Федорину было уже не до пожарного — теперь и он видел то же, что и водитель: по воздуху из полуоткрытой двери его подъезда вереницей выплыли комодные ящики с вещами, обогнули пожарный автомобиль и попадали на газон.

— Это, конечно, не уголовное преступление, — и лейтенант повернул голову к подъезду.

За ящиками последовала обувница, трюмо из прихожей и плюшевая банкетка-пылесос прошлого века. Федорин утробно, с отчаянием, выдохнул. Он узнал вещи. Кухонные табуретки последовали за банкеткой, а вслед за табуретками последовала пауза, которая впрочем надолго не задержалась: раздался металлический скрежет и, отодвигая дверь, из подъезда торжественно выплыл холодильник, повисел над грудой вещей, а потом с треском на неё рухнул.

— Ч-ч-что это как? — спросил пожарный.

Здоровенный телевизор проволокся кабелями по асфальту, воткнулся углом в газон и привалился к вещам. Федорин смотрел. Груда бумаг и журналов из открытого отделения серванта, груда бумаг Екатерины Измаиловны, к которой она запрещала даже просто прикасаться, не то, что их перекладывать, перекочевала от подъезда к общей куче вещей и аккуратно легла сверху. У Федорина не осталось сил даже на то, чтобы отвернуться. Он видел, как эта груда рассыпалась и съехала с кучи на траву, запустив отдельных научных представителей в полёт над газоном.

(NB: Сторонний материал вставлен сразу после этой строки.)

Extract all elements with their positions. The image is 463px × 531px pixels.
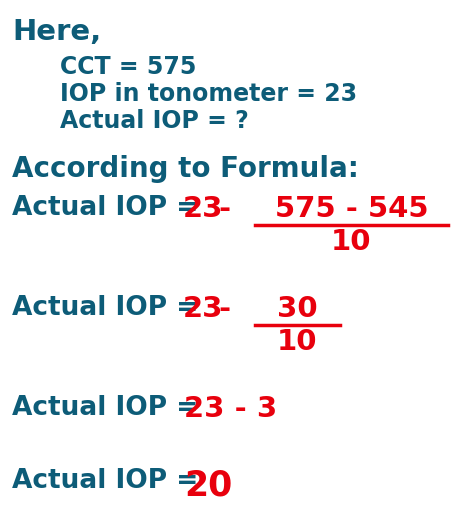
Text: 575 - 545: 575 - 545 (274, 195, 427, 223)
Text: Actual IOP =: Actual IOP = (12, 468, 207, 494)
Text: Actual IOP =: Actual IOP = (12, 295, 207, 321)
Text: 20: 20 (184, 468, 232, 502)
Text: 23: 23 (182, 295, 223, 323)
Text: 10: 10 (277, 328, 317, 356)
Text: CCT = 575: CCT = 575 (60, 55, 196, 79)
Text: Actual IOP =: Actual IOP = (12, 195, 207, 221)
Text: IOP in tonometer = 23: IOP in tonometer = 23 (60, 82, 357, 106)
Text: Actual IOP =: Actual IOP = (12, 395, 207, 421)
Text: 10: 10 (331, 228, 371, 256)
Text: 30: 30 (276, 295, 317, 323)
Text: Actual IOP = ?: Actual IOP = ? (60, 109, 248, 133)
Text: According to Formula:: According to Formula: (12, 155, 358, 183)
Text: 23: 23 (182, 195, 223, 223)
Text: Here,: Here, (12, 18, 101, 46)
Text: -: - (218, 295, 230, 323)
Text: 23 - 3: 23 - 3 (184, 395, 277, 423)
Text: -: - (218, 195, 230, 223)
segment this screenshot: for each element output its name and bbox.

— К-к-как это что так? — переспросил пожарный и пустил слюнку по подбородку.

На газон шандарахнулся ящик со столовыми приборами. Вилки, ложки и ножи подпрыгнули и вразнобой ссыпались обратно. Больше ничего из подъезда не появлялось. Дверь захлопнулась. Люди ждали.

— К-к-кончилось? — пожарный заикнулся уже по привычке.

— Ещё два шкафа.

— И где они?

— Там.

— Ну мы поедем, — сказал лейтенант и засеменил к машине, ускоряя ход.

Водитель врубил заднюю сразу, пожарный не успел ещё толком дверь закрыть. Большой красный автомобиль вырулил между домами, выехал на дорогу. Слышно было, как водитель наподдал по газам. Федорин подождал ещё немного. Вещи больше не вылетали из двери. Горелой резиной перестало пахнуть. Он сидел ещё несколько минут, а потом поднялся. Нужно было всё затаскивать обратно в квартиру. Федорин начал возврат вещей с бумаг и книг жены и с телевизора, а уже на пятом заходе его ждал у подъезда сосед, вернувшийся как раз с работы.

— Что случилось-то?

— Кто-то вызвал пожарных, — объяснил Федорин.

— Ну, ты силён! — вымолвил сосед после паузы.

Он помог с холодильником, со столом и ещё с несколькими ящиками. Когда они затаскивали холодильник, из двери капало молоко, но перестало, когда холодильник поставили. Семён Порфильевич не стал заглядывать внутрь. Он таскал вещи допоздна, и, когда внёс в квартиру последний ящик, валился с ног от усталости. Раздеваться не стал, с опаской лёг на постель, подтянул коленки к груди, а руку подсунул под голову и замер. Верхний свет горел, но это и хорошо. Сначала сон не шёл, он лежал с открытыми глазами и смотрел на стену. Ничего не происходило.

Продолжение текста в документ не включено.